Fraserburgh’s Amazing Arctic Circle Cyclist
A remarkable Fraserburgh cyclist’s 3,000 mile Arctic adventure has been celebrated in a new limited edition book – the revived and revised edition of ‘I Cycled Into The Arctic Circle’.
First published in 1951, the book is a first-hand account of profoundly deaf Scot James Duthie’s 3,000 mile journey from northern Scotland to the far north of Scandinavia.
The new limited edition book brings Duthie’s original text into play with artist filmmaker Matt Hulse’s own frank reflections on the complicated 13-year journey that culminated in his own film adaptation of Duthie’s journal.
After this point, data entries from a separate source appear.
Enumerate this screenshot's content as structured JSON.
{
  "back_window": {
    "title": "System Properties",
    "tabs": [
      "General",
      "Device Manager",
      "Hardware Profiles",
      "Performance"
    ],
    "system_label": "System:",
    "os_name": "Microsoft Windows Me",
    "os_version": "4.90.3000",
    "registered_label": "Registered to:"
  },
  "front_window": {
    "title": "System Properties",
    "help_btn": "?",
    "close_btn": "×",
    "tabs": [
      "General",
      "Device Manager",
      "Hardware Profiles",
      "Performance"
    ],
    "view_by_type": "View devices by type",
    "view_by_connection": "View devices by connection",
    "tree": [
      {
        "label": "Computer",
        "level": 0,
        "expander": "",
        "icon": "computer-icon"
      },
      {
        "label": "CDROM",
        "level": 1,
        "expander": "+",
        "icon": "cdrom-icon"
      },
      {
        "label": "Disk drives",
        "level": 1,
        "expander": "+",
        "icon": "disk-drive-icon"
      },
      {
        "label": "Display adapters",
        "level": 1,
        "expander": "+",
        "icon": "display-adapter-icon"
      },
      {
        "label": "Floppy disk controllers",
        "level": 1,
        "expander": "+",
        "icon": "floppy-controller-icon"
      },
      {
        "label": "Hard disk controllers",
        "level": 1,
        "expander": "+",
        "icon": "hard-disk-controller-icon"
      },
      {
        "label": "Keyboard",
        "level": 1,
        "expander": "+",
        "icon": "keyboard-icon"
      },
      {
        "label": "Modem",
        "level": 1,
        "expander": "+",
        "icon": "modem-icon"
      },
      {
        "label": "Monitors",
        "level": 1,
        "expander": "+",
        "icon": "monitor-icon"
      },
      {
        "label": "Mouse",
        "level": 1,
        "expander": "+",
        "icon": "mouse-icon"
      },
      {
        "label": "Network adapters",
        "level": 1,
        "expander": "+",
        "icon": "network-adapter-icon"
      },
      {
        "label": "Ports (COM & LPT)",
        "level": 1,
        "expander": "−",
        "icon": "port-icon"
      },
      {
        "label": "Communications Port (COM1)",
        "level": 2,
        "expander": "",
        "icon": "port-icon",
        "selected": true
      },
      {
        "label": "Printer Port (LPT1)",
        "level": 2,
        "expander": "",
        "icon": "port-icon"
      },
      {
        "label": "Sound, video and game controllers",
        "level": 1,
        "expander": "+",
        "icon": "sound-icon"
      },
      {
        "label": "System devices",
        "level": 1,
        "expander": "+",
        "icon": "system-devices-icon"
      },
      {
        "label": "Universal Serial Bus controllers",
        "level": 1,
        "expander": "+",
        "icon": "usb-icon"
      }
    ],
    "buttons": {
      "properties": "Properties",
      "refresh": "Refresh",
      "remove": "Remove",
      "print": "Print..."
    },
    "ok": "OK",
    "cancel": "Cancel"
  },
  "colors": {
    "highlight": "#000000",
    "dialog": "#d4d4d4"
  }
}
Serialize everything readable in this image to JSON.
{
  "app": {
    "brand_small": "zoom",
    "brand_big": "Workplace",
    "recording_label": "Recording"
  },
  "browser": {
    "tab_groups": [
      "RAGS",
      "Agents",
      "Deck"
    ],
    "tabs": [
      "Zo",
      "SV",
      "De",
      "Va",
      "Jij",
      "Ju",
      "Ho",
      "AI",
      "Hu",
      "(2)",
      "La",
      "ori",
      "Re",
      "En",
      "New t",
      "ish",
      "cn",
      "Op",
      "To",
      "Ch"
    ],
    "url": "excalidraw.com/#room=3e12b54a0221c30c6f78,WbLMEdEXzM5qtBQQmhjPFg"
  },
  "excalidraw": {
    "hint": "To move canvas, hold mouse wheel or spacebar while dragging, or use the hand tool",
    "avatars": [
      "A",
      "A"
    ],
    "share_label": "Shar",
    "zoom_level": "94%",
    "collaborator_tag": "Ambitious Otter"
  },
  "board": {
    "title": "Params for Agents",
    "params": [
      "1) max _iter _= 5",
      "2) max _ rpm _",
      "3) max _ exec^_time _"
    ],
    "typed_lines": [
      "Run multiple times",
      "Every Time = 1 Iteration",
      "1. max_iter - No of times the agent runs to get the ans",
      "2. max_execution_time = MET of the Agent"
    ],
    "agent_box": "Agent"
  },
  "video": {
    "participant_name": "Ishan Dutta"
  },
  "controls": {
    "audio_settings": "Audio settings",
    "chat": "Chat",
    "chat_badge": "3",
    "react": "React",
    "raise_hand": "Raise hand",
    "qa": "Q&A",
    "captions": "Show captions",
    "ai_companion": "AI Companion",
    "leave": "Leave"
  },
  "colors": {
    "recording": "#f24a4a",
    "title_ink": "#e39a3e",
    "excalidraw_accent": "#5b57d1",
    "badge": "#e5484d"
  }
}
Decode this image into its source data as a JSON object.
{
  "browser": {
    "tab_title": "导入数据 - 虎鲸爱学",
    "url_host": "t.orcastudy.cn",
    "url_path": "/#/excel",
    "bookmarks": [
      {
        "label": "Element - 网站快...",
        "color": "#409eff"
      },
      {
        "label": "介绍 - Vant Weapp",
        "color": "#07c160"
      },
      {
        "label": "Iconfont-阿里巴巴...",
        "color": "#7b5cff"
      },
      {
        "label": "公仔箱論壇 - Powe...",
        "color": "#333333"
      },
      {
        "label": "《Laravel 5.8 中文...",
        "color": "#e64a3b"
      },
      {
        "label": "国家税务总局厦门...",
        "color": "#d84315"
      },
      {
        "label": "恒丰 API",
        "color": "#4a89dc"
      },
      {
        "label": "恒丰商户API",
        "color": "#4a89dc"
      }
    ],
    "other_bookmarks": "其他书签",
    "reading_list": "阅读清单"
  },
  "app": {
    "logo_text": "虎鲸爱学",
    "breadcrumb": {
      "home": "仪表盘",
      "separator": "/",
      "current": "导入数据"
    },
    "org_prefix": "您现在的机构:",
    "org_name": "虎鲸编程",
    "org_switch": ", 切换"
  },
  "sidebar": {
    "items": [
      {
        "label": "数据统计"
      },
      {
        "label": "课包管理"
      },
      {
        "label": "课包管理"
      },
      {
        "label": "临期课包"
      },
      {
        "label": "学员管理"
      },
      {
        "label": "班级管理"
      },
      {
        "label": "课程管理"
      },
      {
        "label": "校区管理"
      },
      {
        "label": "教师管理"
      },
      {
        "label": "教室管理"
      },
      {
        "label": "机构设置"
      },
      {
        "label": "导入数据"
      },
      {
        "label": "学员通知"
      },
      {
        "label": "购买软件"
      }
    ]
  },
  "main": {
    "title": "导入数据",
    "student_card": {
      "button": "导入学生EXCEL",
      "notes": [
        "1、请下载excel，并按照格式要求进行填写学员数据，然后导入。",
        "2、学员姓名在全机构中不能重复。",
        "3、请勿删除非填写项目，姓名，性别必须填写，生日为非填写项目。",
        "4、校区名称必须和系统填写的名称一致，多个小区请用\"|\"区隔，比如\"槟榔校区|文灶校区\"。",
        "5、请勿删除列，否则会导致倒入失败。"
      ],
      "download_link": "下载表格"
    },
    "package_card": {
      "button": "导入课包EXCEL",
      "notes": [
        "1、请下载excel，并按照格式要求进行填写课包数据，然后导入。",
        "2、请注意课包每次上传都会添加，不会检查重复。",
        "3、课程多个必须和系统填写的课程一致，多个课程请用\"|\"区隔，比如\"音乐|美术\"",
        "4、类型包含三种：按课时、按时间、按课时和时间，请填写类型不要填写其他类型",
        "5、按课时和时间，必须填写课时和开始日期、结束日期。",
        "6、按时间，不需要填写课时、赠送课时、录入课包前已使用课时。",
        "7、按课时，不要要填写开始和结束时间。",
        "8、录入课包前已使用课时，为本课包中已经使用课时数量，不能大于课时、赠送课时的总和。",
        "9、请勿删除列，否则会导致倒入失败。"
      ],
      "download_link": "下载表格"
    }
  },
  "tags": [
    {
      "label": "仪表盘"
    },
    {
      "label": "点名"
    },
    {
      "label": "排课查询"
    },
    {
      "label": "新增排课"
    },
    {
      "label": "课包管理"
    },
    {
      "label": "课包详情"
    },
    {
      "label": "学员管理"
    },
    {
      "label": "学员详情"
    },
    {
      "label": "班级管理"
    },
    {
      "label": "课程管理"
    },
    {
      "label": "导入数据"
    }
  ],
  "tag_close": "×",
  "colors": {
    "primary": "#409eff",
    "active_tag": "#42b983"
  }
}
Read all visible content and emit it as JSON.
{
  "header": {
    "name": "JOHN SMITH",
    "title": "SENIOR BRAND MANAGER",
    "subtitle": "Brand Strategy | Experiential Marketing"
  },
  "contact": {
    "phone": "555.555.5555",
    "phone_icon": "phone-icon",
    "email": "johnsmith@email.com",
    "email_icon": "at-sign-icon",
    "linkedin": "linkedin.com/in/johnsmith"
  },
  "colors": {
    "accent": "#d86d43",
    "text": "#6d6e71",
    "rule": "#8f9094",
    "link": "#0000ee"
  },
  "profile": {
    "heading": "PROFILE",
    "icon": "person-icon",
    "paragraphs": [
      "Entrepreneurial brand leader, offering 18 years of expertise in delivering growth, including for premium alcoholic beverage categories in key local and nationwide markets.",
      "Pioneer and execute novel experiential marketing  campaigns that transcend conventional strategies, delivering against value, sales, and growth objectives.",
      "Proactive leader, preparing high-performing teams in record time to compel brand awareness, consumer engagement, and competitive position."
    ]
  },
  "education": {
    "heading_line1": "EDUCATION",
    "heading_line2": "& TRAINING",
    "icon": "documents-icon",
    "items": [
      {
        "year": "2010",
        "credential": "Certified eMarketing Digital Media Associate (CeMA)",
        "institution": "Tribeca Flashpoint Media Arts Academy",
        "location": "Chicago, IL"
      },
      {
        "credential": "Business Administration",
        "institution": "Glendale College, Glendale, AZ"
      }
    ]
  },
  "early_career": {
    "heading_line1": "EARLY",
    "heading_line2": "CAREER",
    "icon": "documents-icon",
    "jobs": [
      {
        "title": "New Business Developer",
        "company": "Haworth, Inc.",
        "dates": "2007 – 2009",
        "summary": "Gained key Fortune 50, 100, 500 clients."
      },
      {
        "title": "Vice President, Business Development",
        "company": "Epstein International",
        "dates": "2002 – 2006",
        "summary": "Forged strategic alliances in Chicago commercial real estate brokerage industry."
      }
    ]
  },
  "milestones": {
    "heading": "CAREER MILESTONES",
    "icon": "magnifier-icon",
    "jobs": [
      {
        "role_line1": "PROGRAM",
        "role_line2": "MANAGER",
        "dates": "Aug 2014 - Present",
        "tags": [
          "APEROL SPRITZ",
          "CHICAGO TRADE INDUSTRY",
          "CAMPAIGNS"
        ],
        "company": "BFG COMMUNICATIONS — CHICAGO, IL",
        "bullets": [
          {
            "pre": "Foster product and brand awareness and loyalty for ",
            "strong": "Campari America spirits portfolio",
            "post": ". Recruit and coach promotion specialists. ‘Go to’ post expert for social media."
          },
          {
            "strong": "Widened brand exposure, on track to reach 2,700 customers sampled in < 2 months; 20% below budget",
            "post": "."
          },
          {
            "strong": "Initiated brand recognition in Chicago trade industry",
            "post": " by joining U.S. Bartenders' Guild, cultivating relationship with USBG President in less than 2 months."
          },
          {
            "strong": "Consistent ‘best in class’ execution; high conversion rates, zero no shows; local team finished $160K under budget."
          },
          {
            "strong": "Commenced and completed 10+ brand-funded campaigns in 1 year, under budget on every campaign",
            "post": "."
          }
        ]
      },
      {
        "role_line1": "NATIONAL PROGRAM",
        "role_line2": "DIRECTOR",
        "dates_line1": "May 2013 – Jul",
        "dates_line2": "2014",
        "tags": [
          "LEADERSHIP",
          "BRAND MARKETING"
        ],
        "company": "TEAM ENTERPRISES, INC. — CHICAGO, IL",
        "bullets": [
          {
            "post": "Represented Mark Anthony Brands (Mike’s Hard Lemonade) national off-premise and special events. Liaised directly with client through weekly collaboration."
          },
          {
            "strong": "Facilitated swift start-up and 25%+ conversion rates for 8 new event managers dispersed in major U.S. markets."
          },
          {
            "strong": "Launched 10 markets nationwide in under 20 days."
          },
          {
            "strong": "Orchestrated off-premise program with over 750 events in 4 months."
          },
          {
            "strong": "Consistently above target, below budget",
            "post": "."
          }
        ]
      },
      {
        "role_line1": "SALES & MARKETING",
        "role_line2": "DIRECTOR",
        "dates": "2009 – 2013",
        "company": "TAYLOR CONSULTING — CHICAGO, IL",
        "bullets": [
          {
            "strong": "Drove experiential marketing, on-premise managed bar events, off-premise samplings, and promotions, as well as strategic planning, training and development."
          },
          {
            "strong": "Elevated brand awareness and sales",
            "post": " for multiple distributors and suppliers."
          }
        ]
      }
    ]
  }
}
Called Dummy Jim after Duthie’s nickname in his home village of Cairnbulg near Fraserburgh, the film was released in 2013 and was nominated for the Edinburgh International Film Festival’s Michael Powell Award.
A fully illustrated and richly annotated collector’s edition
The new book is a fully illustrated and richly annotated collector’s edition which includes extracts from Hulse’s original screenplay, recipes, new critical writing from Amanda Game, Sarah McIntosh, Chris Fujiwara and Gareth Evans, location stills photography from the film plus a specially commissioned poem by Aberdeenshire poet John Mackie.
The launch event at the headquarters of the Saltire Society included a poetry reading from John Mackie, a viewing of a new film from Matt Hulse documenting the making of Dummy Jim and a reading from the 1951 journal by Saltire Society Executive Director Jim Tough.
“This is a terrific collaboration honouring a heart-warming and inspirational story,” said Jim Tough.
• James Duthie was a deaf mute, known fondly in his home village of Cairnbulg, Aberdeenshire as Dummy Jim.
• In his book ‘I Cycled into the Arctic Circle’, he records his 1951 trip from northern Scotland, to the Low Countries, Scandinavia, and the northerly territories.
• James Duthie was killed in a road accident in 1965 at the age of 44.